Shodo training changed my life,” Younger said. “In the West, we look to the end result or product; in Japan, the process is everything. Most important is the white canvas you face before executing the work.”

She goes on to explain how shodo teaches personal insight, focus, and a renouncement of ego, all of which contribute to understanding Japanese business culture and team harmony. Younger learned first-hand about local business practices while working for a Japanese company, an experience she recommends for all newcomers to learn nemawashi (consensus building), patience, and respect.

A desire to more deeply study sumi-e brought her to this country 18 years ago. She still trains under her first sensei Ilan Yanizky, who is one of the many people who have had a huge impact on her life.

Many of those she calls mentors are long-term ACCJ members, some from her initial days with the organization 10 years ago. “I cannot stress how much I value the people I have met here at the ACCJ and how much they have all added to my life.”

Younger also values her role as a mentor to others, and has a strong desire to give back, displaying genuine interest in her mentees’ success.

“Everyone has a strength, which leaders have an obligation to find and elicit,” she said. Her leadership philosophy centers on inspiring others to stretch their comfort zones through continuous development.

“I want people to make an impact, and to help them set and achieve their professional goals. If everyone is doing this, the organization will grow as well.”

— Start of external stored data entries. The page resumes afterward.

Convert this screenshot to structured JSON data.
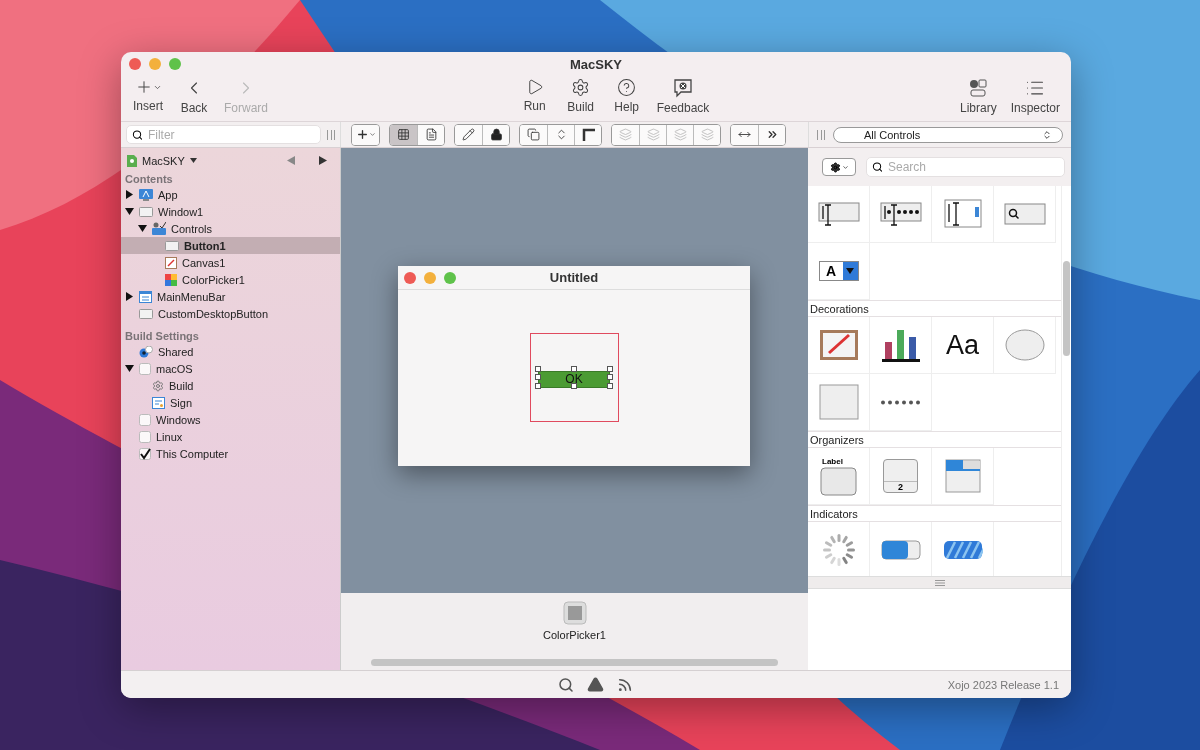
{
  "window": {
    "title": "MacSKY"
  },
  "toolbar": {
    "left": [
      {
        "kind": "insert",
        "label": "Insert",
        "disabled": false
      },
      {
        "kind": "back",
        "label": "Back",
        "disabled": false
      },
      {
        "kind": "forward",
        "label": "Forward",
        "disabled": true
      }
    ],
    "center": [
      {
        "kind": "run",
        "label": "Run",
        "disabled": false
      },
      {
        "kind": "build",
        "label": "Build",
        "disabled": false
      },
      {
        "kind": "help",
        "label": "Help",
        "disabled": false
      },
      {
        "kind": "feedback",
        "label": "Feedback",
        "disabled": false
      }
    ],
    "right": [
      {
        "kind": "library",
        "label": "Library",
        "disabled": false
      },
      {
        "kind": "inspector",
        "label": "Inspector",
        "disabled": false
      }
    ]
  },
  "filter": {
    "placeholder": "Filter"
  },
  "layout_tools": [
    [
      {
        "kind": "add",
        "pressed": false,
        "disabled": false
      }
    ],
    [
      {
        "kind": "grid",
        "pressed": true,
        "disabled": false
      },
      {
        "kind": "doc",
        "pressed": false,
        "disabled": false
      }
    ],
    [
      {
        "kind": "pencil",
        "pressed": false,
        "disabled": false
      },
      {
        "kind": "lock",
        "pressed": false,
        "disabled": false
      }
    ],
    [
      {
        "kind": "front",
        "pressed": false,
        "disabled": false
      },
      {
        "kind": "swap",
        "pressed": false,
        "disabled": false
      },
      {
        "kind": "corner",
        "pressed": false,
        "disabled": false
      }
    ],
    [
      {
        "kind": "align",
        "pressed": false,
        "disabled": true
      },
      {
        "kind": "align",
        "pressed": false,
        "disabled": true
      },
      {
        "kind": "align",
        "pressed": false,
        "disabled": true
      },
      {
        "kind": "align",
        "pressed": false,
        "disabled": true
      }
    ],
    [
      {
        "kind": "width",
        "pressed": false,
        "disabled": false
      },
      {
        "kind": "more",
        "pressed": false,
        "disabled": false
      }
    ]
  ],
  "navigator": {
    "project": "MacSKY",
    "sections": [
      {
        "title": "Contents",
        "items": [
          {
            "label": "App",
            "kind": "app",
            "expanded": false,
            "selected": false
          },
          {
            "label": "Window1",
            "kind": "window",
            "expanded": true,
            "selected": false,
            "children": [
              {
                "label": "Controls",
                "kind": "controls",
                "expanded": true,
                "selected": false,
                "children": [
                  {
                    "label": "Button1",
                    "kind": "window",
                    "selected": true
                  },
                  {
                    "label": "Canvas1",
                    "kind": "canvas",
                    "selected": false
                  },
                  {
                    "label": "ColorPicker1",
                    "kind": "colorpicker",
                    "selected": false
                  }
                ]
              }
            ]
          },
          {
            "label": "MainMenuBar",
            "kind": "menubar",
            "expanded": false,
            "selected": false
          },
          {
            "label": "CustomDesktopButton",
            "kind": "window",
            "selected": false
          }
        ]
      },
      {
        "title": "Build Settings",
        "items": [
          {
            "label": "Shared",
            "kind": "radio",
            "selected": false
          },
          {
            "label": "macOS",
            "kind": "checkbox",
            "checked": false,
            "expanded": true,
            "selected": false,
            "children": [
              {
                "label": "Build",
                "kind": "gear",
                "selected": false
              },
              {
                "label": "Sign",
                "kind": "sign",
                "selected": false
              }
            ]
          },
          {
            "label": "Windows",
            "kind": "checkbox",
            "checked": false,
            "selected": false
          },
          {
            "label": "Linux",
            "kind": "checkbox",
            "checked": false,
            "selected": false
          },
          {
            "label": "This Computer",
            "kind": "checkbox",
            "checked": true,
            "selected": false
          }
        ]
      }
    ]
  },
  "designer": {
    "window_title": "Untitled",
    "button_label": "OK",
    "tray": [
      {
        "label": "ColorPicker1"
      }
    ]
  },
  "library": {
    "filter": "All Controls",
    "search": {
      "placeholder": "Search"
    },
    "sections": [
      {
        "items": [
          {
            "kind": "textfield"
          },
          {
            "kind": "password"
          },
          {
            "kind": "textarea"
          },
          {
            "kind": "searchfield"
          },
          {
            "kind": "combobox",
            "text": "A"
          }
        ]
      },
      {
        "title": "Decorations",
        "items": [
          {
            "kind": "canvas"
          },
          {
            "kind": "chart"
          },
          {
            "kind": "label",
            "text": "Aa"
          },
          {
            "kind": "oval"
          },
          {
            "kind": "rectangle"
          },
          {
            "kind": "separator"
          }
        ]
      },
      {
        "title": "Organizers",
        "items": [
          {
            "kind": "groupbox",
            "text": "Label"
          },
          {
            "kind": "pagepanel",
            "text": "2"
          },
          {
            "kind": "tabpanel"
          }
        ]
      },
      {
        "title": "Indicators",
        "items": [
          {
            "kind": "spinner"
          },
          {
            "kind": "progress"
          },
          {
            "kind": "barberpole"
          }
        ]
      }
    ]
  },
  "status_bar": {
    "version": "Xojo 2023 Release 1.1"
  }
}
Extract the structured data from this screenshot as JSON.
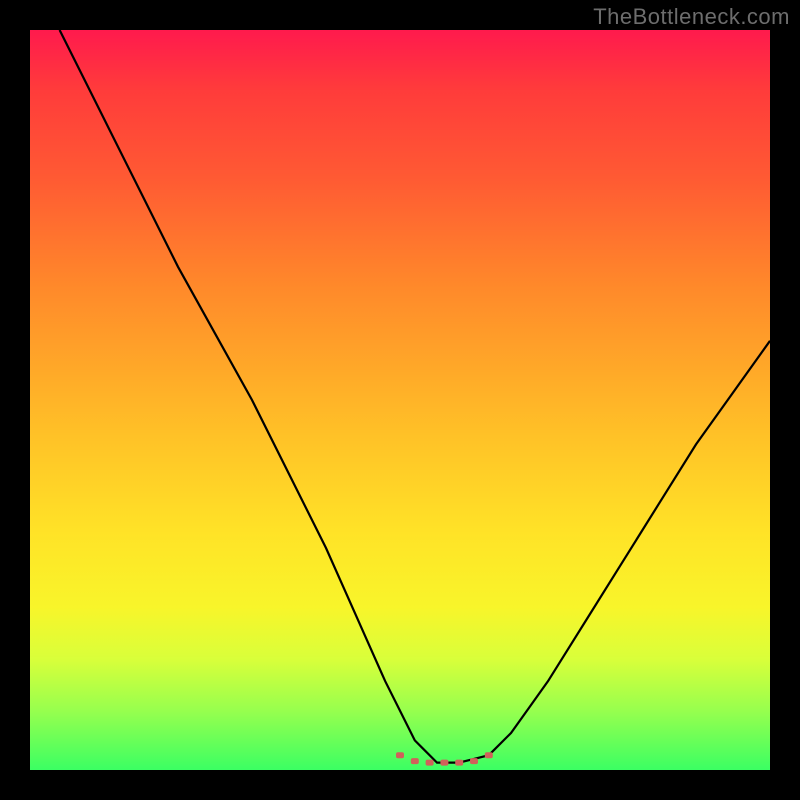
{
  "watermark": "TheBottleneck.com",
  "colors": {
    "background": "#000000",
    "gradient_top": "#ff1a4d",
    "gradient_mid": "#ffe327",
    "gradient_bottom": "#3bff63",
    "line": "#000000",
    "marker": "#d0615a"
  },
  "chart_data": {
    "type": "line",
    "title": "",
    "xlabel": "",
    "ylabel": "",
    "xlim": [
      0,
      100
    ],
    "ylim": [
      0,
      100
    ],
    "series": [
      {
        "name": "curve",
        "x": [
          4,
          10,
          20,
          30,
          40,
          48,
          52,
          55,
          58,
          62,
          65,
          70,
          80,
          90,
          100
        ],
        "values": [
          100,
          88,
          68,
          50,
          30,
          12,
          4,
          1,
          1,
          2,
          5,
          12,
          28,
          44,
          58
        ]
      }
    ],
    "markers": {
      "name": "highlight",
      "x": [
        50,
        52,
        54,
        56,
        58,
        60,
        62
      ],
      "values": [
        2.0,
        1.2,
        1.0,
        1.0,
        1.0,
        1.2,
        2.0
      ]
    }
  }
}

Younger speaks with conviction about her vision for the ACCJ, of which a core component is growth through innovation. She sees a need for the organization to evolve in line with the rapidly changing external environment, which could entail trying new programs and benefits. “The key is adaptability,” she said.

In addition, she recognizes the ACCJ’s increasingly important role in and beyond the business community in Japan, particularly the chamber’s influence in the Asia–Pacific Council of American Chambers of Commerce.

Her energy and enthusiasm extend beyond her role at the chamber. Younger has been involved with the Association for Women in Finance (AWF) for nearly a decade, having served on the board and as the group’s president for five years.

She is proud of her achievements in bringing like-minded people together to enact positive change, and encouraging the development of leadership skills in every member.

“Leaders come in all shapes and sizes, and I emphasize how everyone should be looking for ways to lead. Every speaker we invited to the AWF had to incorporate something about their leadership journey in their talk, as I think we are all looking for greater things outside our work environments,” she said.

Younger is also a graduate of the McGill MBA program and serves on the school’s advisory board. Her passion for diversity led her to create an alumni group for women, which has proven a valuable forum.

The ACCJ’s new leader has boundless ideas, and it will be exciting to see how she approaches the white canvas spread before her in Tokyo’s most influential foreign business organization.

I cannot stress how much I value the people I have met here at the ACCJ and how much they have all added to my life.